樂陶嘴巴張得老大,半天,什麼也沒說出來。
「你倒是說句話啊!」江小巒又問。
「那個,我想說,你……修辭錯誤了。」樂陶支支吾吾地對江小巒說。
「哪一句?」
「居心叵測!」
江小巒笑了,說:「我說的是實情嘛。那你剛才都答應了你可不能反悔!」
樂陶抬頭望著醫院病房的房頂,自顧自地說:「如果趙一米生了個女孩我就答應你,如果生的是個男孩,我就反悔。」
江小巒一聽不樂意了,說:「你幹嘛把自己的幸福建立在別人的痛苦之上?」
「嗯?」樂陶不明白了。
「趙一米就想生個兒子,你這不是詛咒人家生女兒嗎?」
樂陶一聽,覺得好像真的是自己錯了,改口說:「那這樣吧,如果趙一米今天生我就答應你,如果今天不生我就反悔。」
江小巒還是不樂意,說:「那你幹嘛總是要把我們的事扯到趙一米生孩子的事上呢?」
「我就一打比方。也是賭。結婚本來就是個賭局,你連這麼小的都不敢賭,哪裡還有膽跟我賭一輩子?」樂陶說這話的時候認真的樣子讓江小巒一陣高興,他知道,有戲了。

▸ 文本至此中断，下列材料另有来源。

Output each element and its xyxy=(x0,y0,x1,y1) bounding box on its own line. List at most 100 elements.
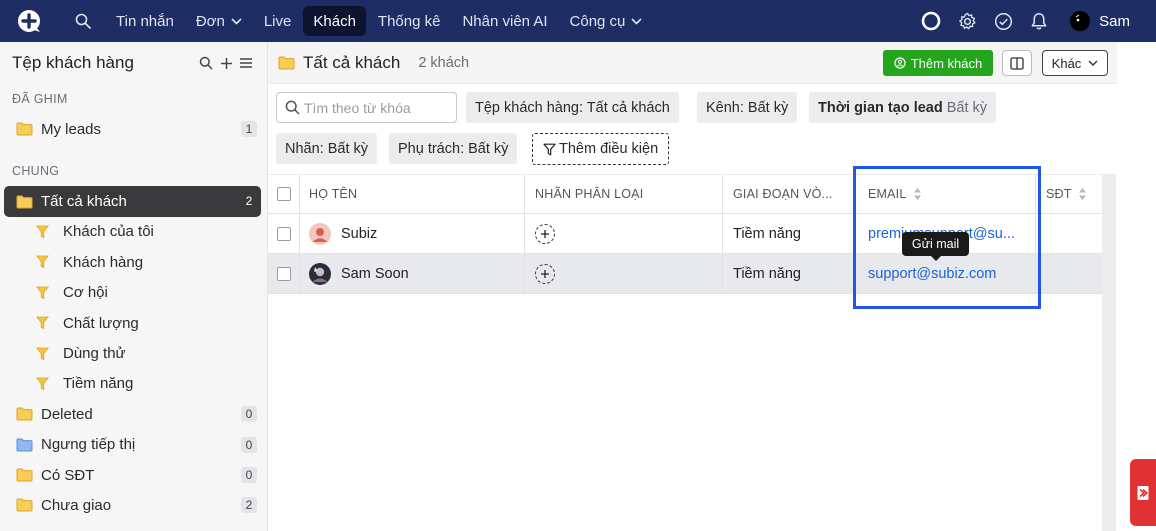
count-badge: 0 xyxy=(241,466,257,483)
nav-item-live[interactable]: Live xyxy=(254,6,302,36)
sidebar-item-trial[interactable]: Dùng thử xyxy=(4,338,261,368)
nav-label: Thống kê xyxy=(377,12,441,30)
filter-icon xyxy=(36,377,50,391)
sort-icon[interactable] xyxy=(1078,187,1087,201)
select-all-checkbox[interactable] xyxy=(276,187,291,201)
filter-label: Kênh: Bất kỳ xyxy=(706,99,789,116)
nav-item-customers[interactable]: Khách xyxy=(303,6,366,36)
add-customer-button[interactable]: Thêm khách xyxy=(883,50,993,76)
nav-label: Đơn xyxy=(195,12,225,30)
search-input[interactable] xyxy=(304,99,454,116)
search-box[interactable] xyxy=(276,92,457,123)
vertical-scrollbar[interactable] xyxy=(1102,174,1116,531)
filter-icon xyxy=(36,225,50,239)
filter-lead-time[interactable]: Thời gian tạo lead Bất kỳ xyxy=(809,92,997,123)
select-cell xyxy=(268,254,300,293)
phone-cell[interactable] xyxy=(1036,254,1102,293)
chevron-down-icon xyxy=(631,17,642,25)
sidebar-item-deleted[interactable]: Deleted 0 xyxy=(4,399,261,429)
header-phone[interactable]: SĐT xyxy=(1036,175,1102,213)
filter-value: Bất kỳ xyxy=(946,99,988,116)
nav-item-reports[interactable]: Thống kê xyxy=(368,6,451,36)
sidebar-item-customers[interactable]: Khách hàng xyxy=(4,247,261,277)
nav-item-ai-agent[interactable]: Nhân viên AI xyxy=(452,6,557,36)
name-cell[interactable]: Subiz xyxy=(300,214,525,253)
table-row[interactable]: Sam Soon Tiềm năng support@subiz.com xyxy=(268,254,1102,294)
count-badge: 2 xyxy=(245,194,253,209)
filter-icon xyxy=(36,316,50,330)
sidebar-item-quality[interactable]: Chất lượng xyxy=(4,308,261,338)
filter-owner[interactable]: Phụ trách: Bất kỳ xyxy=(389,133,518,164)
sidebar-item-potential[interactable]: Tiềm năng xyxy=(4,369,261,399)
check-circle-icon[interactable] xyxy=(992,10,1014,32)
add-icon[interactable] xyxy=(219,56,233,70)
sidebar-item-label: Tiềm năng xyxy=(63,375,134,393)
tags-cell xyxy=(525,214,723,253)
row-checkbox[interactable] xyxy=(276,226,291,241)
settings-icon[interactable] xyxy=(956,10,978,32)
email-link[interactable]: support@subiz.com xyxy=(868,266,996,282)
filter-label: Phụ trách: Bất kỳ xyxy=(398,140,509,157)
filter-channel[interactable]: Kênh: Bất kỳ xyxy=(697,92,798,123)
bell-icon[interactable] xyxy=(1028,10,1050,32)
sidebar-item-label: Khách hàng xyxy=(63,253,144,271)
filter-label: Nhãn: Bất kỳ xyxy=(285,140,369,157)
folder-icon xyxy=(16,468,33,482)
stage-cell[interactable]: Tiềm năng xyxy=(723,254,856,293)
add-condition-button[interactable]: Thêm điều kiện xyxy=(532,133,670,165)
sidebar-item-all-customers[interactable]: Tất cả khách 2 xyxy=(4,186,261,217)
chevron-down-icon xyxy=(1088,60,1098,66)
sort-icon[interactable] xyxy=(913,187,922,201)
filter-icon xyxy=(36,347,50,361)
menu-icon[interactable] xyxy=(239,56,253,70)
search-icon[interactable] xyxy=(72,10,94,32)
nav-item-tools[interactable]: Công cụ xyxy=(560,6,653,36)
sidebar-item-unassigned[interactable]: Chưa giao 2 xyxy=(4,490,261,520)
filter-segment[interactable]: Tệp khách hàng: Tất cả khách xyxy=(466,92,679,123)
header-name[interactable]: HỌ TÊN xyxy=(300,175,525,213)
header-stage[interactable]: GIAI ĐOẠN VÒ... xyxy=(723,175,856,213)
search-icon xyxy=(285,100,300,115)
user-plus-icon xyxy=(894,57,906,69)
row-checkbox[interactable] xyxy=(276,266,291,281)
customer-table: HỌ TÊN NHÃN PHÂN LOẠI GIAI ĐOẠN VÒ... EM… xyxy=(268,174,1102,294)
sidebar-item-label: Chưa giao xyxy=(41,496,112,514)
section-general: CHUNG xyxy=(12,164,60,179)
search-icon[interactable] xyxy=(199,56,213,70)
status-ring-icon[interactable] xyxy=(920,10,942,32)
sidebar-item-unsubscribed[interactable]: Ngưng tiếp thị 0 xyxy=(4,430,261,460)
stage-cell[interactable]: Tiềm năng xyxy=(723,214,856,253)
name-cell[interactable]: Sam Soon xyxy=(300,254,525,293)
main-header: Tất cả khách 2 khách Thêm khách Khác xyxy=(268,42,1117,84)
sidebar-item-my-leads[interactable]: My leads 1 xyxy=(4,114,261,144)
sidebar-item-my-customers[interactable]: Khách của tôi xyxy=(4,217,261,247)
sidebar-item-label: Có SĐT xyxy=(41,466,95,484)
app-window: Tin nhắn Đơn Live Khách Thống kê Nhân vi… xyxy=(0,0,1156,531)
header-select-cell xyxy=(268,175,300,213)
stage-value: Tiềm năng xyxy=(733,225,801,242)
layout-toggle-button[interactable] xyxy=(1002,50,1032,76)
add-tag-button[interactable] xyxy=(535,223,555,244)
filter-icon xyxy=(36,255,50,269)
top-navigation: Tin nhắn Đơn Live Khách Thống kê Nhân vi… xyxy=(0,0,1156,42)
header-tags[interactable]: NHÃN PHÂN LOẠI xyxy=(525,175,723,213)
logo-icon[interactable] xyxy=(14,6,44,36)
nav-item-orders[interactable]: Đơn xyxy=(186,6,252,36)
nav-item-messages[interactable]: Tin nhắn xyxy=(106,6,184,36)
add-customer-label: Thêm khách xyxy=(910,55,983,71)
phone-cell[interactable] xyxy=(1036,214,1102,253)
more-button[interactable]: Khác xyxy=(1042,50,1108,76)
filter-label-tag[interactable]: Nhãn: Bất kỳ xyxy=(276,133,378,164)
sidebar-item-opportunities[interactable]: Cơ hội xyxy=(4,278,261,308)
header-email[interactable]: EMAIL xyxy=(856,175,1036,213)
table-row[interactable]: Subiz Tiềm năng premiumsupport@su... xyxy=(268,214,1102,254)
side-widget-tab[interactable] xyxy=(1130,459,1156,526)
sidebar-item-label: My leads xyxy=(41,120,102,138)
nav-label: Live xyxy=(263,12,292,30)
user-menu[interactable]: Sam xyxy=(1070,11,1130,31)
section-pinned: ĐÃ GHIM xyxy=(12,92,68,106)
add-tag-button[interactable] xyxy=(535,263,555,284)
filter-icon xyxy=(543,143,556,156)
sidebar-item-has-phone[interactable]: Có SĐT 0 xyxy=(4,460,261,490)
filter-label: Thời gian tạo lead xyxy=(818,99,943,116)
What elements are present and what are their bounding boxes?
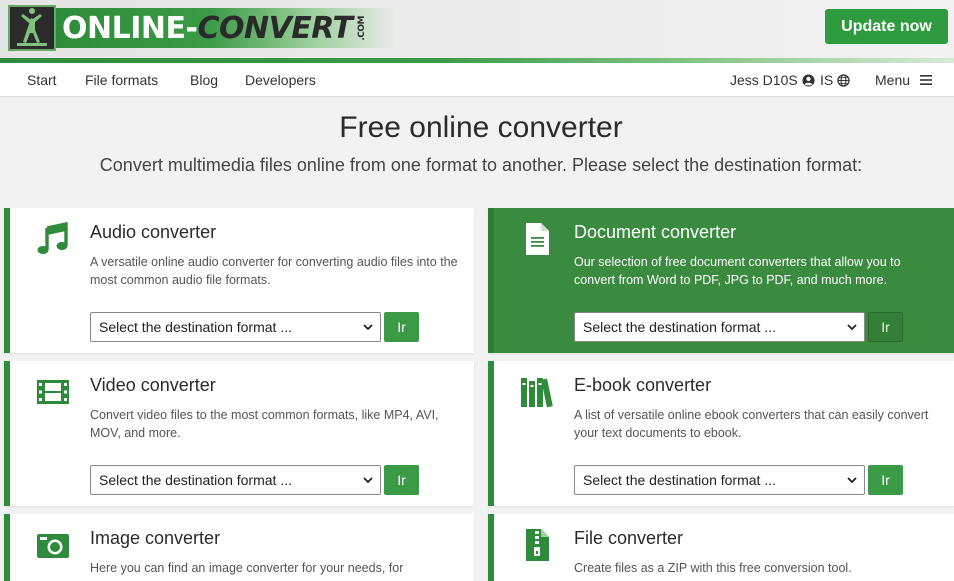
logo-online-text: ONLINE bbox=[62, 10, 186, 46]
zip-file-icon bbox=[526, 529, 549, 561]
chevron-down-icon bbox=[847, 324, 857, 331]
user-account-link[interactable]: Jess D10S bbox=[730, 72, 815, 88]
nav-blog[interactable]: Blog bbox=[190, 72, 218, 88]
user-circle-icon bbox=[802, 73, 815, 87]
chevron-down-icon bbox=[363, 477, 373, 484]
logo[interactable]: ONLINE - CONVERT .COM bbox=[8, 5, 396, 51]
camera-icon bbox=[37, 534, 69, 558]
ebook-card-description: A list of versatile online ebook convert… bbox=[574, 408, 929, 440]
main-nav: Start File formats Blog Developers Jess … bbox=[0, 63, 954, 97]
ebook-select-value: Select the destination format ... bbox=[583, 472, 776, 488]
file-card-title: File converter bbox=[574, 528, 684, 548]
ebook-converter-card: E-book converter A list of versatile onl… bbox=[488, 361, 954, 506]
menu-button[interactable]: Menu bbox=[875, 72, 934, 88]
audio-card-title: Audio converter bbox=[90, 222, 217, 242]
video-select-value: Select the destination format ... bbox=[99, 472, 292, 488]
file-card-description: Create files as a ZIP with this free con… bbox=[574, 561, 852, 575]
document-select-value: Select the destination format ... bbox=[583, 319, 776, 335]
document-card-title: Document converter bbox=[574, 222, 737, 242]
page-title: Free online converter bbox=[339, 111, 623, 144]
music-note-icon bbox=[37, 222, 68, 254]
image-converter-card: Image converter Here you can find an ima… bbox=[4, 514, 474, 581]
film-icon bbox=[37, 380, 69, 404]
audio-card-description: A versatile online audio converter for c… bbox=[90, 255, 458, 287]
audio-format-select[interactable]: Select the destination format ... bbox=[90, 312, 381, 342]
update-now-button[interactable]: Update now bbox=[825, 9, 948, 44]
chevron-down-icon bbox=[363, 324, 373, 331]
ebook-card-title: E-book converter bbox=[574, 375, 712, 395]
file-converter-card: File converter Create files as a ZIP wit… bbox=[488, 514, 954, 581]
video-card-description: Convert video files to the most common f… bbox=[90, 408, 439, 440]
audio-select-value: Select the destination format ... bbox=[99, 319, 292, 335]
image-card-title: Image converter bbox=[90, 528, 221, 548]
audio-converter-card: Audio converter A versatile online audio… bbox=[4, 208, 474, 353]
globe-icon bbox=[837, 73, 850, 87]
language-selector[interactable]: IS bbox=[820, 72, 850, 88]
nav-developers[interactable]: Developers bbox=[245, 72, 316, 88]
document-card-description: Our selection of free document converter… bbox=[574, 255, 901, 287]
nav-start[interactable]: Start bbox=[27, 72, 57, 88]
logo-dash-text: - bbox=[185, 10, 198, 46]
document-go-button[interactable]: Ir bbox=[868, 312, 903, 342]
audio-go-button[interactable]: Ir bbox=[384, 312, 419, 342]
logo-figure-icon bbox=[8, 5, 56, 51]
nav-file-formats[interactable]: File formats bbox=[85, 72, 158, 88]
site-header: ONLINE - CONVERT .COM Update now bbox=[0, 0, 954, 63]
ebook-format-select[interactable]: Select the destination format ... bbox=[574, 465, 865, 495]
video-converter-card: Video converter Convert video files to t… bbox=[4, 361, 474, 506]
user-name: Jess D10S bbox=[730, 72, 798, 88]
document-icon bbox=[526, 223, 549, 255]
chevron-down-icon bbox=[847, 477, 857, 484]
language-code: IS bbox=[820, 72, 834, 88]
logo-convert-text: CONVERT bbox=[197, 10, 353, 46]
video-card-title: Video converter bbox=[90, 375, 216, 395]
ebook-go-button[interactable]: Ir bbox=[868, 465, 903, 495]
document-format-select[interactable]: Select the destination format ... bbox=[574, 312, 865, 342]
hamburger-icon bbox=[920, 75, 933, 85]
logo-com-text: .COM bbox=[356, 15, 367, 41]
menu-label: Menu bbox=[875, 72, 911, 88]
document-converter-card: Document converter Our selection of free… bbox=[488, 208, 954, 353]
image-card-description: Here you can find an image converter for… bbox=[90, 561, 404, 575]
video-format-select[interactable]: Select the destination format ... bbox=[90, 465, 381, 495]
page-subtitle: Convert multimedia files online from one… bbox=[99, 155, 863, 175]
books-icon bbox=[521, 378, 553, 408]
video-go-button[interactable]: Ir bbox=[384, 465, 419, 495]
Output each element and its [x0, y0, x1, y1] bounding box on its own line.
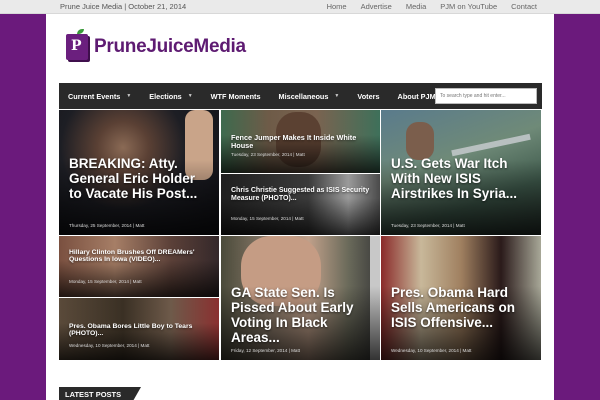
- nav-item-miscellaneous[interactable]: Miscellaneous ▼: [270, 83, 349, 109]
- logo-text: PruneJuiceMedia: [94, 36, 246, 57]
- post-meta: Tuesday, 23 September, 2014 | Matt: [391, 223, 465, 228]
- logo-icon: P: [66, 29, 88, 60]
- nav-item-elections[interactable]: Elections ▼: [140, 83, 201, 109]
- post-title[interactable]: Pres. Obama Hard Sells Americans on ISIS…: [391, 285, 533, 331]
- featured-post-hillary[interactable]: Hillary Clinton Brushes Off DREAMers' Qu…: [59, 236, 219, 297]
- chevron-down-icon: ▼: [334, 93, 340, 99]
- main-nav: Current Events ▼ Elections ▼ WTF Moments M…: [59, 83, 542, 109]
- nav-item-voters[interactable]: Voters: [348, 83, 388, 109]
- site-date: Prune Juice Media | October 21, 2014: [60, 2, 187, 11]
- featured-post-obama-boy[interactable]: Pres. Obama Bores Little Boy to Tears (P…: [59, 298, 219, 360]
- search-input[interactable]: [435, 88, 537, 104]
- featured-post-fence-jumper[interactable]: Fence Jumper Makes It Inside White House…: [221, 110, 380, 173]
- featured-post-christie[interactable]: Chris Christie Suggested as ISIS Securit…: [221, 174, 380, 235]
- featured-post-ga-state-sen[interactable]: GA State Sen. Is Pissed About Early Voti…: [221, 236, 380, 360]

「我這一輩子實在不值錢,不賭了,你直接拿去好了。」江小巒笑著說。
「討厭!」樂陶起身準備走了,說,「回去先給我洗洗內衣看看,洗的乾淨我就答應你。」
「嗯,這次這個賭靠譜。」江小巒拎著一堆東西跟著樂陶屁股後面走了。
趙一米的媽媽聽說趙一米已經住院了,每天都要看望一遍。
趙一米問媽媽哥哥和嫂子的事怎麼樣了,媽媽只是嘆息,說吵還是照樣地吵,但是已經不說離婚那回事了。
趙一年和李純那天從民政局回來之後確實沒有再說過離婚的事了,現在兩個人吵起架來的基本點就是孩子。
那天趙一年說去醫院做人工受精也就是那麼一說,而且李純去醫院諮詢過,她這種情況也不是想什麼時候做就能什麼時候做的,所以李純心裡又多了一層壓力。現在李純就等著自己身體排出一個正常的卵的時候然後趕緊拉著趙一年去醫院。
可是趙一年想法和李純又完全不同,趙一年想來想去都覺得這種事怎麼也得靠自己,兩個人爭來爭去沒個結果。
李純老是說趙一年騙她,說明明答應了要去醫院的,一轉身就當放屁了似的。